By Suneer Chowdhary
The previous edition of the IPL lasted 44 days for the 60 games. That is an average of 1.36 games every day. This season, this average is touching 1.5, essentially translating into the obvious fact; the density of the games has gone up, in turn, reducing the breaks between the games for teams.
Some like the Rajasthan Royals have played four games in seven days, apart from travelling from Jaipur to Kolkata to Bangalore to Mohali before getting back home. Others have had it easy but will soon face a similar conundrum.
They are professional cricketers alright, but shouldn’t rest also be a part of preparation? Unfortunately for the Royals, the hectic schedule coincided with another hectic losing streak.
Unveiling a green pitch?
So the Delhi Daredevils have finally discovered the formula to change their poor run of form. Get done away with the slow, low and morose tracks at the Feroz Shah Kotla and grow some grass on the track for their quicker bowlers.
Of course, there are two sides to every story, two ways of going about everything. Delhi could have probably selected players in the auction based on the conditions at home or changed the conditions at home based on the selection they have made. Selecting seven pace bowlers and not one spinner of note was not exactly the way to go about it the first way, so, they decided to grow some grass on the wicket.

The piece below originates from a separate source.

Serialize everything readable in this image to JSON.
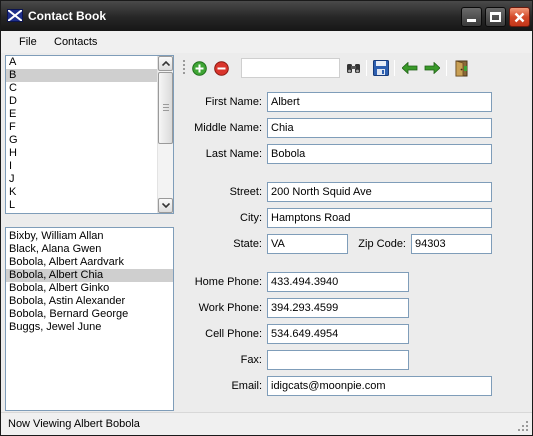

If only it was as easy as that to change inherent pitch-natures.
Can’t bat, will field
Kieron Pollard was one of the players that Mumbai Indians retained before the player auction. And with good reason, given the capabilities he possesses with the marauder bat of his. Five games into the competition and Pollard’s highest score is an unbeaten zero. And he has achieved that twice in the tournament already!

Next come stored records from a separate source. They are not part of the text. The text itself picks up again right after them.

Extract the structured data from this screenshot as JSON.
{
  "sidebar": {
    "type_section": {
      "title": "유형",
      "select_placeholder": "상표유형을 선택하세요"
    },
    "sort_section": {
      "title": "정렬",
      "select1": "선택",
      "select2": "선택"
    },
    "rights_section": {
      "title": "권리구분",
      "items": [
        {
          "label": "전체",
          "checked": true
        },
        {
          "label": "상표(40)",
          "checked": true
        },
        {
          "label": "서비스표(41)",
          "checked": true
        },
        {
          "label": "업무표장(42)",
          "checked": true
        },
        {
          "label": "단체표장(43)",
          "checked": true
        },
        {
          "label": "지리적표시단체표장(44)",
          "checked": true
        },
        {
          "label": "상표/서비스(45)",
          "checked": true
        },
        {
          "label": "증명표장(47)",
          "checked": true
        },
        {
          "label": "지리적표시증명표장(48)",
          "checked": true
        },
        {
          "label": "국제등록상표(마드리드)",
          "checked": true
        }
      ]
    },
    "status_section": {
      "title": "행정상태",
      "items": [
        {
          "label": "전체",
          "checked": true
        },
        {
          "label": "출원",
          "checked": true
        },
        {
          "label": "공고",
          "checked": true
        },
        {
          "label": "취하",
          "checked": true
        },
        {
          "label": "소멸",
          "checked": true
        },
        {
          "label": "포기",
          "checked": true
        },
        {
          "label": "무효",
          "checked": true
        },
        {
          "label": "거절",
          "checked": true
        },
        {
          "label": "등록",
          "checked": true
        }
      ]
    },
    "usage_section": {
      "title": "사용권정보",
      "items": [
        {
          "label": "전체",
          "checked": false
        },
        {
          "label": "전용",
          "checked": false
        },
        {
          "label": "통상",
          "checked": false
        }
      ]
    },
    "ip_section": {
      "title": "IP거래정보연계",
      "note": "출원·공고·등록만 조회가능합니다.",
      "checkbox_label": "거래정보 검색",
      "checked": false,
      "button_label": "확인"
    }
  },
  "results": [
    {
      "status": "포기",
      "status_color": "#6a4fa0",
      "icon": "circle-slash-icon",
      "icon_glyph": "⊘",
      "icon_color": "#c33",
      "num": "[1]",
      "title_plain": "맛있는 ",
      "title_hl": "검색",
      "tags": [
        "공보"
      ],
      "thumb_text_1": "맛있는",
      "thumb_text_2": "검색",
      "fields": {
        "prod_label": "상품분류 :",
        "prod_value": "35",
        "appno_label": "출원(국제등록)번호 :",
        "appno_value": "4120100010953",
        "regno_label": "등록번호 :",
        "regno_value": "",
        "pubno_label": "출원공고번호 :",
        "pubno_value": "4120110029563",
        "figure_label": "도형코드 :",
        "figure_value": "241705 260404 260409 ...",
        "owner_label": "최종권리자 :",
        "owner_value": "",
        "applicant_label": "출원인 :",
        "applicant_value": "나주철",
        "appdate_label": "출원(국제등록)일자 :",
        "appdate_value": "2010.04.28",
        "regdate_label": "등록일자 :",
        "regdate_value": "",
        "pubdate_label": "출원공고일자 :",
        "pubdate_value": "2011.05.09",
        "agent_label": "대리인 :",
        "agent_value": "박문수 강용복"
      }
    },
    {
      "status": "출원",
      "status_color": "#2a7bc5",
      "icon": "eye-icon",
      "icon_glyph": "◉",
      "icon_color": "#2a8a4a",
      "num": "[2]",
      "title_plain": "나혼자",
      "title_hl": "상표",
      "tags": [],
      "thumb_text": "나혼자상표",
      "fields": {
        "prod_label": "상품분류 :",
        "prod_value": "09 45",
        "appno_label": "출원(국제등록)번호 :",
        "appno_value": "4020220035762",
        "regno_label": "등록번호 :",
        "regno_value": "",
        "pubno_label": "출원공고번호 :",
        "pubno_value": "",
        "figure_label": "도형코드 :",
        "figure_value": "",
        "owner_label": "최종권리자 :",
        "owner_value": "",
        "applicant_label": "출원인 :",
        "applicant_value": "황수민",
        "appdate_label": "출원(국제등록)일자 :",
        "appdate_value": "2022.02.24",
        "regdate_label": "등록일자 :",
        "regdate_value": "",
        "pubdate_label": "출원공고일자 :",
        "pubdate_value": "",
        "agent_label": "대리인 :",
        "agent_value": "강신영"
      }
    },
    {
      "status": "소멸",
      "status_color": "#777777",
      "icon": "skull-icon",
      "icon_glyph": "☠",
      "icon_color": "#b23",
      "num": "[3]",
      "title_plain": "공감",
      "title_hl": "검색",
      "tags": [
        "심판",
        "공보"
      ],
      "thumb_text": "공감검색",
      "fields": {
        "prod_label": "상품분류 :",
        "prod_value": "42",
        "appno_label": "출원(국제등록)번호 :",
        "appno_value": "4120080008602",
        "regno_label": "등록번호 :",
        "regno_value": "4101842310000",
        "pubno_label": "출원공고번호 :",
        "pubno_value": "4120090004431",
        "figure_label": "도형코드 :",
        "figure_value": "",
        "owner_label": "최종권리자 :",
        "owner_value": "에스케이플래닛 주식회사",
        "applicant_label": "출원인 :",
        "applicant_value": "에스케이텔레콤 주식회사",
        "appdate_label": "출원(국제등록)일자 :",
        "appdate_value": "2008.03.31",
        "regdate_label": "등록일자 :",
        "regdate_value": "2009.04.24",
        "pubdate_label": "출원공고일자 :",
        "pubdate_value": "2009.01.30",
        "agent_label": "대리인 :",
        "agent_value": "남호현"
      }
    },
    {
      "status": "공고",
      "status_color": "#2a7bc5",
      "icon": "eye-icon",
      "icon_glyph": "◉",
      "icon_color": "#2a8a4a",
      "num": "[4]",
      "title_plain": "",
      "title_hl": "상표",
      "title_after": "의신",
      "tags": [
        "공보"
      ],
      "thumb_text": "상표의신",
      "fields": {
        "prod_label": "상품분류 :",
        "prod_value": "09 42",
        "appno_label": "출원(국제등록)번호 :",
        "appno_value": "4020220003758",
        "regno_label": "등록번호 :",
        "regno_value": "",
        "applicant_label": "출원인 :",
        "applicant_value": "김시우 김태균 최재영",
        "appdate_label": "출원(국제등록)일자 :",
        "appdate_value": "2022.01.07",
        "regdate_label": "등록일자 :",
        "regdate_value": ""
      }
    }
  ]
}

Not that he has been twiddling his thumbs given his lack of opportunities. He has tried his hand at bowling but his medium-pace has proved to be easy meat on these flat pitches in India. Instead, it is his fielding which has lifted the overall fielding standard of the side.
Against Pune, it was his diving catch of Robin Uthappa that turned the game around for Mumbai Indians. Uthappa’s 45 had been the highest score of the game.

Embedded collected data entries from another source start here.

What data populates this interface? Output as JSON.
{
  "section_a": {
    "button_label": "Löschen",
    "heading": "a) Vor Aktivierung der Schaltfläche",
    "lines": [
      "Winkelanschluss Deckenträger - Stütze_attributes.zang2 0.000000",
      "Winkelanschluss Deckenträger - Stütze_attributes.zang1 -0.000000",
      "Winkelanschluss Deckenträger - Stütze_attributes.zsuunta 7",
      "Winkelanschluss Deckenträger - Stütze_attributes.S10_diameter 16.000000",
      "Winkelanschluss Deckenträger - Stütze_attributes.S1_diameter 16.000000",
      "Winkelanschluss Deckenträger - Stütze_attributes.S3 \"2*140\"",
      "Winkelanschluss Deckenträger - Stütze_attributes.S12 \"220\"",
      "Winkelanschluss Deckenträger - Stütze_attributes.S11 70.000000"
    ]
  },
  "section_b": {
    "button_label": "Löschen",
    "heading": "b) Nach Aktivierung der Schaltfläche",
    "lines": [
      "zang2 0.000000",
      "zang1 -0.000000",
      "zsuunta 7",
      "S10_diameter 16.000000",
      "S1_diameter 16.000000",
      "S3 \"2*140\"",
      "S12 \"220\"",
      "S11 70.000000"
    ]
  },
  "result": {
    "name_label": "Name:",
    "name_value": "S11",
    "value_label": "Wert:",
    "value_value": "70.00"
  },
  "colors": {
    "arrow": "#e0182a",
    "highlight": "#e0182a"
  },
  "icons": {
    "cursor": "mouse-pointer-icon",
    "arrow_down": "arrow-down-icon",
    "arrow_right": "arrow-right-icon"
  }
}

Then, in the Chennai game, he was at it again. With Chennai cruising at 98 for two, he dived again to send Michael Hussey before holding another one from R Ashwin in the end. That Hussey catch was easily the turning point of the game and Chennai crumbled after that.
Hardly a surprise then, to see a beaming Jonty Rhodes on the sidelines.
Proving a point?
After his buccaneering century to lead Bangalore to an easy win over Kolkata, Chris Gayle was queried whether this was a way to prove a point to those back home. Gayle had been dropped – or rested, depending on which side of the fence you belonged – from the West Indian ODI squad. Despite that, the cricket board had been a disgruntled lot when he sought permission from them to play in the IPL. Reluctantly, they gave him the NOC, but slammed him for deciding to choose IPL over international cricket.
To that question at the end of the century, Gayle played with a straight bat – no, it wasn’t proving a point back home.
My question is: Wasn’t it a case of proving a point to the IPL franchises instead? Of the three West Indian cricketers, who had refused the West Indian contract – Gayle, Kieron Pollard and Dwayne Bravo – Gayle was the only one to have not been picked in the auction. And yet, none of the franchises had deemed it appropriate to pick up a batsman who seemed to have been made for this format and who was no longer contracted by his board?